第30話「世の中はコインが決めている」
夢の中で携帯電話が鳴っている。出るべきか無視するべきか、迷ってる間も鳴り続けている。夢なら出なくても良いだろうと、僕は無視を続けた。すると、しばらくしてから鳴り止んだ。
一体誰だよ。大体、今は何時で何曜日なんだ。そんなことを夢の中で思ったとき、再び携帯電話が鳴り出した。まったくしつこい奴だな。そう思ったとき、ふいに僕は揺れ出した。その揺れがだんだんと大きくなり、微かに耳元で誰かの声が聞こえた。携帯電話も鳴り続けている。
……くん……くん……はじめ……くん。
夢じゃない。この声は僕の良く知ってる人の声だ。声の正体がわかった瞬間、僕は無意識に身体を起こすのだった。
そして、鳴り続ける携帯電話の音で現実なんだと気がついた。
「はじめくん、鳴ってるよ」と僕の隣で声が聞こえた。横を振り向くと、隣で裸の女性が寝ていた。顔は隠していたけど、その女性が誰なのかは知っている。
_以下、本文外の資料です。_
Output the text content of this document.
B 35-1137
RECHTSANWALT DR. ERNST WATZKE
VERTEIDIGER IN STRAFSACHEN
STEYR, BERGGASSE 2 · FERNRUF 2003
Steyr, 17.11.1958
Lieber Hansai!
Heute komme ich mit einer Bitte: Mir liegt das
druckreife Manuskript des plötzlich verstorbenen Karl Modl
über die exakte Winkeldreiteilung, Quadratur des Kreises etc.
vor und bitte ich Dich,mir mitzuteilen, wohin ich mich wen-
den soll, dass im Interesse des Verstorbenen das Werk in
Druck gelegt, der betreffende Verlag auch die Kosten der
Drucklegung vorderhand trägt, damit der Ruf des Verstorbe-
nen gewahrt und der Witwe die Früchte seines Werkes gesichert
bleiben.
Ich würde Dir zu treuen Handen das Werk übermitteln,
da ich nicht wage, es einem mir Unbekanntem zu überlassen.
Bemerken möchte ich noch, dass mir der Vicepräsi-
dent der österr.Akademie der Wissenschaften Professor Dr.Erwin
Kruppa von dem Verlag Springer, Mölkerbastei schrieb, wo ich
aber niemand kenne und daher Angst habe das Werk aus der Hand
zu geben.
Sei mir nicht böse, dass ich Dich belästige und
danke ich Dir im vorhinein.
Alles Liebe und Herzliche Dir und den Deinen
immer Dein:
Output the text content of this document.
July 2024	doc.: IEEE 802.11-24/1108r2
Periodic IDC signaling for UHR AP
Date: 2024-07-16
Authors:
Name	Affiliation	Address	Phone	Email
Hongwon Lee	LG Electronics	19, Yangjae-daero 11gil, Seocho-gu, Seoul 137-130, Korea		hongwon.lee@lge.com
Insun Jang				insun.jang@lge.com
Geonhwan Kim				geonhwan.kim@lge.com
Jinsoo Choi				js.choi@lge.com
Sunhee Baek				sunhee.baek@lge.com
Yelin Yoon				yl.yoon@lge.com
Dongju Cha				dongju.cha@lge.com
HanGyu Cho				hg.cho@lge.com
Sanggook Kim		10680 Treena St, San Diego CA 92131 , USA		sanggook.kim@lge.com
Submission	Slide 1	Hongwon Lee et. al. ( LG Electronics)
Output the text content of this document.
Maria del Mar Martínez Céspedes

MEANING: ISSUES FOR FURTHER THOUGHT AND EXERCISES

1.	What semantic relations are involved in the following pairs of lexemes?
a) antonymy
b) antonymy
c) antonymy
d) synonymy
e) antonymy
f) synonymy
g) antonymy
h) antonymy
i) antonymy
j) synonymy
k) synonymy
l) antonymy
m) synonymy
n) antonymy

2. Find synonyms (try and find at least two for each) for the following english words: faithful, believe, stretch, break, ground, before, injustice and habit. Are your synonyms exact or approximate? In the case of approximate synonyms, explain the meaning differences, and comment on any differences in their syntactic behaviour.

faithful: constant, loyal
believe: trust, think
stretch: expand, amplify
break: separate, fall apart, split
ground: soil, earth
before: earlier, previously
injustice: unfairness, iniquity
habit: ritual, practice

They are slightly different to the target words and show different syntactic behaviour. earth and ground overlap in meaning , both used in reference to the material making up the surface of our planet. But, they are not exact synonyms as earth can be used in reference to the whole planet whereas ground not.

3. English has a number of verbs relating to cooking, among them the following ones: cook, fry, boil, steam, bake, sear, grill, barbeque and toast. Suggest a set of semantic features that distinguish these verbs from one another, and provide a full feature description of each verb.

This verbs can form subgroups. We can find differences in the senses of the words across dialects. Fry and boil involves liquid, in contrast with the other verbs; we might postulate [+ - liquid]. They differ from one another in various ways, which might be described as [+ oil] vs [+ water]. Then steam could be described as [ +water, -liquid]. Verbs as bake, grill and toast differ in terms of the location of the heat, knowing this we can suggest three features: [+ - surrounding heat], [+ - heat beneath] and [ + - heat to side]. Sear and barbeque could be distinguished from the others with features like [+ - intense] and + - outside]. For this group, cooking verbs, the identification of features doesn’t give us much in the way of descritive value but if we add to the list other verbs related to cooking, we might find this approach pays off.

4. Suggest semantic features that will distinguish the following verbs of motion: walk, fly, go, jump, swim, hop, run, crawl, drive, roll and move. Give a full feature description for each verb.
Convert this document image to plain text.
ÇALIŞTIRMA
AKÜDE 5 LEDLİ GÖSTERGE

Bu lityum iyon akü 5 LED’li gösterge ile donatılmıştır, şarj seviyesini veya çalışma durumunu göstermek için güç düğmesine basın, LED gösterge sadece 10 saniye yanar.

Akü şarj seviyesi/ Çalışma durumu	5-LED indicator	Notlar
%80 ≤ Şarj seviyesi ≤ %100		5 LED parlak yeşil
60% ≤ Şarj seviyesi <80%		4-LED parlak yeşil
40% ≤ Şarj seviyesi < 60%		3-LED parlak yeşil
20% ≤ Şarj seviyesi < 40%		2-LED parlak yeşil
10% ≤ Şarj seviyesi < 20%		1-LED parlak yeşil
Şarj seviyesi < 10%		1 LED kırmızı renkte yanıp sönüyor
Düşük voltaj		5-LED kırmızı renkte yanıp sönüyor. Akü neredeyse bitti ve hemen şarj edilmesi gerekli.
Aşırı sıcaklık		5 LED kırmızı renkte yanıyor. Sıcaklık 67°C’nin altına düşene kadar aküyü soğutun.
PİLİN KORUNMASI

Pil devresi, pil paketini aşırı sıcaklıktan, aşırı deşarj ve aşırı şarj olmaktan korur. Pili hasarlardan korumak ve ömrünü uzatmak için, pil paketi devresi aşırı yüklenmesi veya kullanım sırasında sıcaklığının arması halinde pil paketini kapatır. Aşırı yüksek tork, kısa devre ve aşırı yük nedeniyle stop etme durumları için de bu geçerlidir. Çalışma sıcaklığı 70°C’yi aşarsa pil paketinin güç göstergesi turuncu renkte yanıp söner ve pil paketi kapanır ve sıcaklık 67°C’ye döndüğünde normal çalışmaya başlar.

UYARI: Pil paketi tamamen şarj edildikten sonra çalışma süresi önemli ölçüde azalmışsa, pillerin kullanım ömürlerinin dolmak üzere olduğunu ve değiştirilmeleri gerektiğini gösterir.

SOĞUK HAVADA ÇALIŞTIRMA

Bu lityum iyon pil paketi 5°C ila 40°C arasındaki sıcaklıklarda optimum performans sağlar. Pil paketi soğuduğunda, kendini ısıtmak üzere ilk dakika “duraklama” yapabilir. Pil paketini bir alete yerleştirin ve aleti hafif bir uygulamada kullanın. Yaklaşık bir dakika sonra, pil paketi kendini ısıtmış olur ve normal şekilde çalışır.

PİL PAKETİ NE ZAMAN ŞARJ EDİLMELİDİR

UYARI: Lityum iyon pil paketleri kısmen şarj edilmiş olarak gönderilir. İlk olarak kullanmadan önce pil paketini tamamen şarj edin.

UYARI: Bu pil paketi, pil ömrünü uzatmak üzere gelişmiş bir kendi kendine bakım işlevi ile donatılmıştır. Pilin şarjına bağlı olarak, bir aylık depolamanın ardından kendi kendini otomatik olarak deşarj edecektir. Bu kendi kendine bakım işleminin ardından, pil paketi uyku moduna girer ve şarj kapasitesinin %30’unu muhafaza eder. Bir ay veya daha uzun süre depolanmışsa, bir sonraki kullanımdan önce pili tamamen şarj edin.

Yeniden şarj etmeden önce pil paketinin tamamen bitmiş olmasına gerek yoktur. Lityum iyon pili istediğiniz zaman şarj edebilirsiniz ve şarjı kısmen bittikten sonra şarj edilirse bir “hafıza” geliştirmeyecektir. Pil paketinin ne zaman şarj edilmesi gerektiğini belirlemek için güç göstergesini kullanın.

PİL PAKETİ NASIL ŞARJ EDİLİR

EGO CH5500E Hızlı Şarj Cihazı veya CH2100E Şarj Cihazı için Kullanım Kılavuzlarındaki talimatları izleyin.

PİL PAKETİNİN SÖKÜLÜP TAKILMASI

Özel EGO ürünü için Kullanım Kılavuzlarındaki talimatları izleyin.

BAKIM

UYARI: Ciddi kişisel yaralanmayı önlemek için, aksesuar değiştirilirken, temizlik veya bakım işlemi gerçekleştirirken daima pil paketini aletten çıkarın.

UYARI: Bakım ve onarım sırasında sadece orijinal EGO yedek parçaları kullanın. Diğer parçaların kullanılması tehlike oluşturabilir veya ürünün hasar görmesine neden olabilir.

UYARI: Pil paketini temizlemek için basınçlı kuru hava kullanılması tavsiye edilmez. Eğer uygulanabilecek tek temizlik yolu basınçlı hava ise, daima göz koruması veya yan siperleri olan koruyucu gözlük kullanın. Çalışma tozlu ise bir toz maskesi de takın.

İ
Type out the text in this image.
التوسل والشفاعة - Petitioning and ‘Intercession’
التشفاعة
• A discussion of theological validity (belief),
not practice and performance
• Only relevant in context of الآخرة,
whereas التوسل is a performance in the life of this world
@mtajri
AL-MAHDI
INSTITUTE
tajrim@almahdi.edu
辺りを見渡して携帯電話を探した。ベッドのそばにある丸いテーブルが目に入り、薄暗い部屋の中で携帯電話が点滅している。 慌てて手を伸ばして、携帯電話を掴むと僕は待ち受け画面を見た。
店長からの電話だった。そのまま着信ボタンを押して、僕は返事をした。少し声は枯れていたけど、なんとか店長の声に耳をすませる。
「もしもし阿弥陀だけど、朝早く悪いね。まだ寝てた?そう、今起きたところ。鳥居くん、今日の出勤って早番だよね。急で悪いんだけど遅番に変更してくれる?」
「遅番に、ああ、遅番ですね。別に構いません。ええ、あ、はい。大丈夫です。わかりました。はい、失礼致します」
「会社から?」と僕の背後から聞いてくる。振り向くと、弓子さんが顔を隠していた。
夢の中でもなく、僕は紛れもなく弓子さんのアパートに居た。昨夜、ビーフシチューをご馳走になってそのまま泊まったのだ。泊まったイコール、僕は弓子さんと一夜を共にした。
こんなことがあっても良いのか。一昨日の夜、僕は絵馬さんという女性と夜を共にしていた。今度は弓子さんという別の女性と夜を共にする。
とんでもなく遊び人じゃないか!
「早番だったんですが、遅番に変更です。今、何時だろう?」
「うーん、六時過ぎじゃない。良かったじゃない。ゆっくりできるわね」と弓子さんが言った。
「そ、そうですね。ね、寝ますか?」
「……寝よう」と弓子さんはそう言って、そのまま黙るのだった。ホントに寝たみたいだ。目が覚めたわけじゃなかったので、僕もそのままベッドに潜り込んで寝ることにした。
今は何も考えない。そう思いながらも、隣で眠る弓子さんが気になるのだった。